Aujourd'hui, deux modèles agronomiques s'affrontent, avec des logiques et des finalités très différentes. Et bien au-delà du contexte purement technique dans lequel on a malheureusement confiné l'opposition entre la bio et la conventionnel, la critique du système agro-industriel par l'agroécologie offre une nouvelle pertinence au mouvement social, pour tout ce qui touche à notre alimentation…
La notion de modèle de développement est une notion fondamentale dans la société dite moderne ; certains écrivains, comme François Partant (22), ont retracé l'origine et les conséquences de cette idéologie. Les nuisances humaines et environnementales sont particulièrement marquantes dans le domaine agricole. Les mécanismes capitalistes et industriels, bases de l'idéologie du développement, ont joué un rôle majeur dans la destruction de la paysannerie dès le milieu du XIXe siècle. Ces processus se sont accélérés après la Deuxième Guerre Mondiale. Et pourtant aujourd'hui, les paysans ne sont toujours pas morts ; Silvia Pérez-Vitoria (23) parle même de retour des paysans. La comparaison entre le modèle agro-industriel et le modèle agroécologique permet de comprendre les logiques, les processus et surtout à quoi mènent les deux logiques. L'agroindustrie n'est pas une fatalité et les bénéfices de l'agroécologie bousculent l'ensemble de notre société.

La triple exclusion des paysans

Le modèle agro-industriel est l'application de principes industriels à l'agriculture. L'unité de base est l'exploitation agricole. Des décisions "prises ailleurs" s'imposent avec pour objectif : toujours plus de volumes et des prix toujours plus bas. Pour y arriver, les exploitants n'arrivent plus à augmenter les rendements, depuis les années 80-90, avec le paquet technique de la révolution verte. La seule manière d'augmenter les volumes par travailleur est l'agrandissement.
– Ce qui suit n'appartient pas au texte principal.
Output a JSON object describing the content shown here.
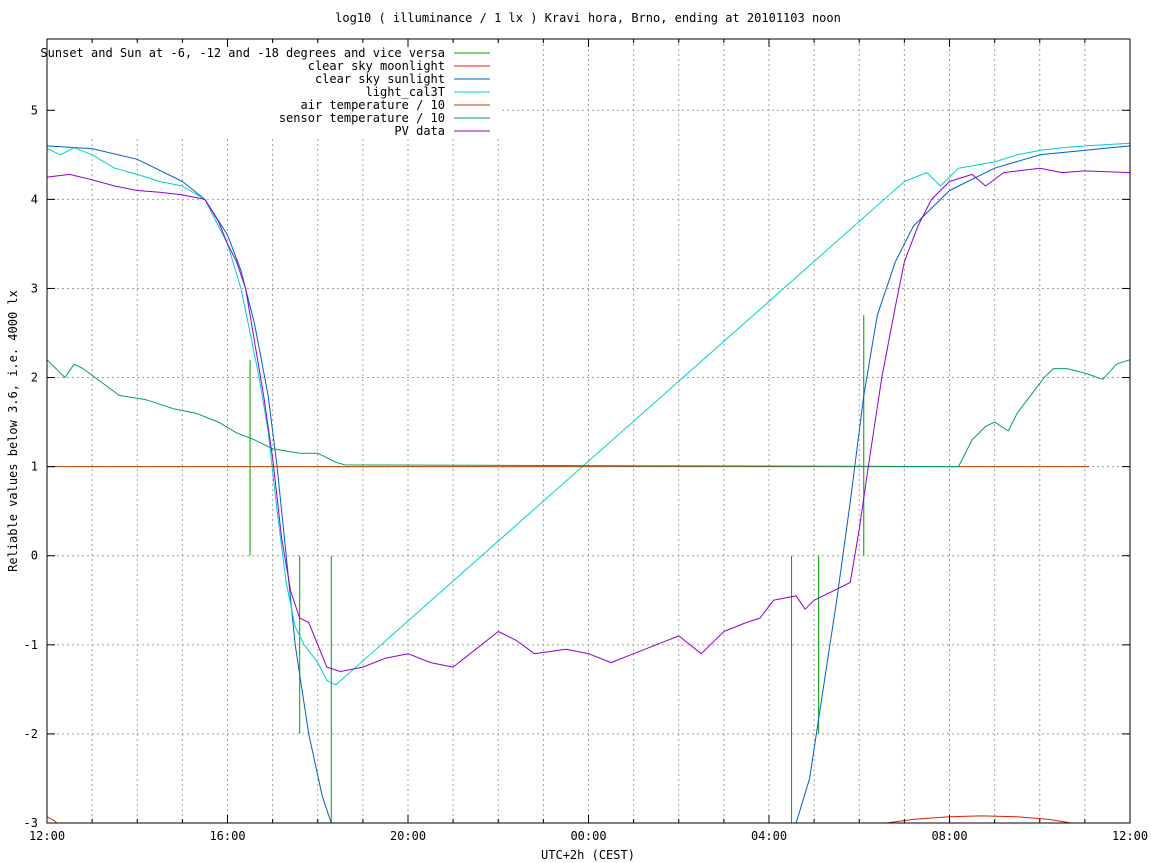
{
  "chart_data": {
    "type": "line",
    "title": "log10 ( illuminance / 1 lx ) Kravi hora, Brno, ending at 20101103 noon",
    "xlabel": "UTC+2h (CEST)",
    "ylabel": "Reliable values below 3.6, i.e. 4000 lx",
    "xlim": [
      0,
      24
    ],
    "ylim": [
      -3,
      5.8
    ],
    "x_major_ticks": [
      {
        "v": 0,
        "label": "12:00"
      },
      {
        "v": 4,
        "label": "16:00"
      },
      {
        "v": 8,
        "label": "20:00"
      },
      {
        "v": 12,
        "label": "00:00"
      },
      {
        "v": 16,
        "label": "04:00"
      },
      {
        "v": 20,
        "label": "08:00"
      },
      {
        "v": 24,
        "label": "12:00"
      }
    ],
    "x_minor_step": 1,
    "y_ticks": [
      {
        "v": -3,
        "label": "-3"
      },
      {
        "v": -2,
        "label": "-2"
      },
      {
        "v": -1,
        "label": "-1"
      },
      {
        "v": 0,
        "label": "0"
      },
      {
        "v": 1,
        "label": "1"
      },
      {
        "v": 2,
        "label": "2"
      },
      {
        "v": 3,
        "label": "3"
      },
      {
        "v": 4,
        "label": "4"
      },
      {
        "v": 5,
        "label": "5"
      }
    ],
    "grid": true,
    "legend_position": "top-left",
    "series": [
      {
        "name": "Sunset and Sun at -6, -12 and -18 degrees and vice versa",
        "color": "#00a000",
        "kind": "impulses",
        "bars": [
          {
            "x": 4.5,
            "y0": 0,
            "y1": 2.2
          },
          {
            "x": 5.6,
            "y0": 0,
            "y1": -2.0
          },
          {
            "x": 6.3,
            "y0": 0,
            "y1": -3.0
          },
          {
            "x": 16.5,
            "y0": 0,
            "y1": -3.0
          },
          {
            "x": 17.1,
            "y0": 0,
            "y1": -2.0
          },
          {
            "x": 18.1,
            "y0": 0,
            "y1": 2.7
          }
        ]
      },
      {
        "name": "clear sky moonlight",
        "color": "#e02000",
        "kind": "line",
        "points": [
          [
            0,
            -2.93
          ],
          [
            0.15,
            -2.97
          ],
          [
            0.22,
            -3.0
          ],
          [
            18.6,
            -3.0
          ],
          [
            19.2,
            -2.96
          ],
          [
            20.0,
            -2.93
          ],
          [
            20.7,
            -2.92
          ],
          [
            21.5,
            -2.93
          ],
          [
            22.2,
            -2.96
          ],
          [
            22.7,
            -3.0
          ]
        ]
      },
      {
        "name": "clear sky sunlight",
        "color": "#0060c0",
        "kind": "line",
        "points": [
          [
            0,
            4.6
          ],
          [
            1,
            4.57
          ],
          [
            2,
            4.45
          ],
          [
            3,
            4.2
          ],
          [
            3.5,
            4.0
          ],
          [
            4.0,
            3.6
          ],
          [
            4.3,
            3.2
          ],
          [
            4.6,
            2.6
          ],
          [
            4.9,
            1.8
          ],
          [
            5.1,
            1.0
          ],
          [
            5.3,
            0.0
          ],
          [
            5.5,
            -1.0
          ],
          [
            5.8,
            -2.0
          ],
          [
            6.1,
            -2.7
          ],
          [
            6.3,
            -3.0
          ],
          [
            16.6,
            -3.0
          ],
          [
            16.9,
            -2.5
          ],
          [
            17.2,
            -1.5
          ],
          [
            17.5,
            -0.5
          ],
          [
            17.8,
            0.6
          ],
          [
            18.1,
            1.8
          ],
          [
            18.4,
            2.7
          ],
          [
            18.8,
            3.3
          ],
          [
            19.2,
            3.7
          ],
          [
            20.0,
            4.1
          ],
          [
            21.0,
            4.35
          ],
          [
            22.0,
            4.5
          ],
          [
            24,
            4.6
          ]
        ]
      },
      {
        "name": "light_cal3T",
        "color": "#00d0d0",
        "kind": "line",
        "points": [
          [
            0,
            4.57
          ],
          [
            0.3,
            4.5
          ],
          [
            0.6,
            4.58
          ],
          [
            1.0,
            4.5
          ],
          [
            1.5,
            4.35
          ],
          [
            2.0,
            4.28
          ],
          [
            2.5,
            4.2
          ],
          [
            3.0,
            4.15
          ],
          [
            3.5,
            4.0
          ],
          [
            3.8,
            3.7
          ],
          [
            4.0,
            3.5
          ],
          [
            4.3,
            3.0
          ],
          [
            4.5,
            2.5
          ],
          [
            4.7,
            2.0
          ],
          [
            4.9,
            1.4
          ],
          [
            5.1,
            0.5
          ],
          [
            5.3,
            -0.3
          ],
          [
            5.5,
            -0.8
          ],
          [
            5.7,
            -1.0
          ],
          [
            6.0,
            -1.2
          ],
          [
            6.2,
            -1.4
          ],
          [
            6.4,
            -1.45
          ],
          [
            19.0,
            4.2
          ],
          [
            19.5,
            4.3
          ],
          [
            19.8,
            4.15
          ],
          [
            20.2,
            4.35
          ],
          [
            21.0,
            4.42
          ],
          [
            21.5,
            4.5
          ],
          [
            22.0,
            4.55
          ],
          [
            22.5,
            4.58
          ],
          [
            23.0,
            4.6
          ],
          [
            24,
            4.63
          ]
        ]
      },
      {
        "name": "air temperature / 10",
        "color": "#c04000",
        "kind": "line",
        "points": [
          [
            0,
            1.0
          ],
          [
            23.1,
            1.0
          ]
        ]
      },
      {
        "name": "sensor temperature / 10",
        "color": "#00a060",
        "kind": "line",
        "points": [
          [
            0,
            2.2
          ],
          [
            0.4,
            2.0
          ],
          [
            0.6,
            2.15
          ],
          [
            0.8,
            2.1
          ],
          [
            1.2,
            1.95
          ],
          [
            1.6,
            1.8
          ],
          [
            2.2,
            1.75
          ],
          [
            2.8,
            1.65
          ],
          [
            3.3,
            1.6
          ],
          [
            3.8,
            1.5
          ],
          [
            4.2,
            1.38
          ],
          [
            4.6,
            1.3
          ],
          [
            5.0,
            1.2
          ],
          [
            5.6,
            1.15
          ],
          [
            6.0,
            1.15
          ],
          [
            6.4,
            1.05
          ],
          [
            6.6,
            1.02
          ],
          [
            20.2,
            1.0
          ],
          [
            20.5,
            1.3
          ],
          [
            20.8,
            1.45
          ],
          [
            21.0,
            1.5
          ],
          [
            21.3,
            1.4
          ],
          [
            21.5,
            1.6
          ],
          [
            21.8,
            1.8
          ],
          [
            22.1,
            2.0
          ],
          [
            22.3,
            2.1
          ],
          [
            22.6,
            2.1
          ],
          [
            23.0,
            2.05
          ],
          [
            23.4,
            1.98
          ],
          [
            23.7,
            2.15
          ],
          [
            24,
            2.2
          ]
        ]
      },
      {
        "name": "PV data",
        "color": "#9000d0",
        "kind": "line",
        "points": [
          [
            0,
            4.25
          ],
          [
            0.5,
            4.28
          ],
          [
            1.0,
            4.22
          ],
          [
            1.5,
            4.15
          ],
          [
            2.0,
            4.1
          ],
          [
            2.5,
            4.08
          ],
          [
            3.0,
            4.05
          ],
          [
            3.5,
            4.0
          ],
          [
            3.8,
            3.75
          ],
          [
            4.0,
            3.5
          ],
          [
            4.2,
            3.3
          ],
          [
            4.4,
            3.0
          ],
          [
            4.6,
            2.4
          ],
          [
            4.8,
            1.8
          ],
          [
            5.0,
            1.1
          ],
          [
            5.2,
            0.2
          ],
          [
            5.4,
            -0.4
          ],
          [
            5.6,
            -0.7
          ],
          [
            5.8,
            -0.75
          ],
          [
            6.0,
            -1.0
          ],
          [
            6.2,
            -1.25
          ],
          [
            6.5,
            -1.3
          ],
          [
            7.0,
            -1.25
          ],
          [
            7.5,
            -1.15
          ],
          [
            8.0,
            -1.1
          ],
          [
            8.5,
            -1.2
          ],
          [
            9.0,
            -1.25
          ],
          [
            9.5,
            -1.05
          ],
          [
            10.0,
            -0.85
          ],
          [
            10.4,
            -0.95
          ],
          [
            10.8,
            -1.1
          ],
          [
            11.5,
            -1.05
          ],
          [
            12.0,
            -1.1
          ],
          [
            12.5,
            -1.2
          ],
          [
            13.0,
            -1.1
          ],
          [
            13.5,
            -1.0
          ],
          [
            14.0,
            -0.9
          ],
          [
            14.5,
            -1.1
          ],
          [
            15.0,
            -0.85
          ],
          [
            15.5,
            -0.75
          ],
          [
            15.8,
            -0.7
          ],
          [
            16.1,
            -0.5
          ],
          [
            16.6,
            -0.45
          ],
          [
            16.8,
            -0.6
          ],
          [
            17.0,
            -0.5
          ],
          [
            17.4,
            -0.4
          ],
          [
            17.8,
            -0.3
          ],
          [
            18.0,
            0.3
          ],
          [
            18.2,
            1.0
          ],
          [
            18.5,
            2.0
          ],
          [
            18.8,
            2.8
          ],
          [
            19.0,
            3.3
          ],
          [
            19.3,
            3.7
          ],
          [
            19.6,
            4.0
          ],
          [
            20.0,
            4.2
          ],
          [
            20.5,
            4.28
          ],
          [
            20.8,
            4.15
          ],
          [
            21.2,
            4.3
          ],
          [
            22.0,
            4.35
          ],
          [
            22.5,
            4.3
          ],
          [
            23.0,
            4.32
          ],
          [
            24,
            4.3
          ]
        ]
      }
    ]
  }
}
Il s'en suit un besoin constant de recapitaliser, surtout par l'emprunt. Les banques ont alors un énorme pouvoir dès le premier problème de trésorerie. Pour les ventes, les gros volumes ne peuvent être écoulés qu'en filières longues. Les exploitants sont alors dépendants des opérateurs en amont de la filière. Quant aux prix de vente, ils sont écrasés par les cours mondiaux et la supériorité de la GMS, la Grande et Moyenne Surface, dans les négociations. N'oublions pas que les denrées alimentaires de base subissent des spéculations en bourse, induisant famines et émeutes, comme en 2008.
Pour les exploitants, les prix de vente ne permettent pas de vivre financièrement de leur travail, notamment en grandes culture et en élevage où les subventions représentent de 50 à 100% des revenus. Le recours aux subventions de la Politique Agricole Commune, la PAC, avec sa conditionnalité, entraîne un pilotage bureaucratique des exploitations à partir de Bruxelles. Le plus catastrophique est la soumission et la perte de dignité engendrées.
En pratique, les intrants ne cessent d'augmenter - mécanisation, carburant, pesticides, désherbant et matériel génétique sélectionnés - avec leurs impacts sur l'environnement – pollutions -, sur le climat - réchauffement global et perturbations locales -, et sur la santé humaine - cancer, fertilité, etc. Sur le plan moral et psychologique, le niveau de stress est énorme, les perspectives moroses. Nombre de parents dissuadent les enfants de reprendre. Le vieillissement de la population s'accélère. La population agricole continue sa chute vertigineuse.
Depuis les années 50, le terme de "massacre paysan" peut être utilisé. François De Ravignan (24) parle de la triple exclusion des paysans : celle du foncier, celle des moyens de production et celle du marché. Le modèle agro-industriel a montré son incapacité à nourrir la planète. Le marché de la faim permet seulement à ceux qui ont les moyens d'acheter leur nourriture. Pour François De Ravignan, le problème de la faim dans le monde est un problème d'exclusion et non pas de production quantitative ou de distribution alimentaire. C'est une répercussion de l'idéologie du développement. Le modèle agro-industriel est voué à un échec certain, question de temps, de crise énergétique, climatique ou écologique, de révolution ou de révolte.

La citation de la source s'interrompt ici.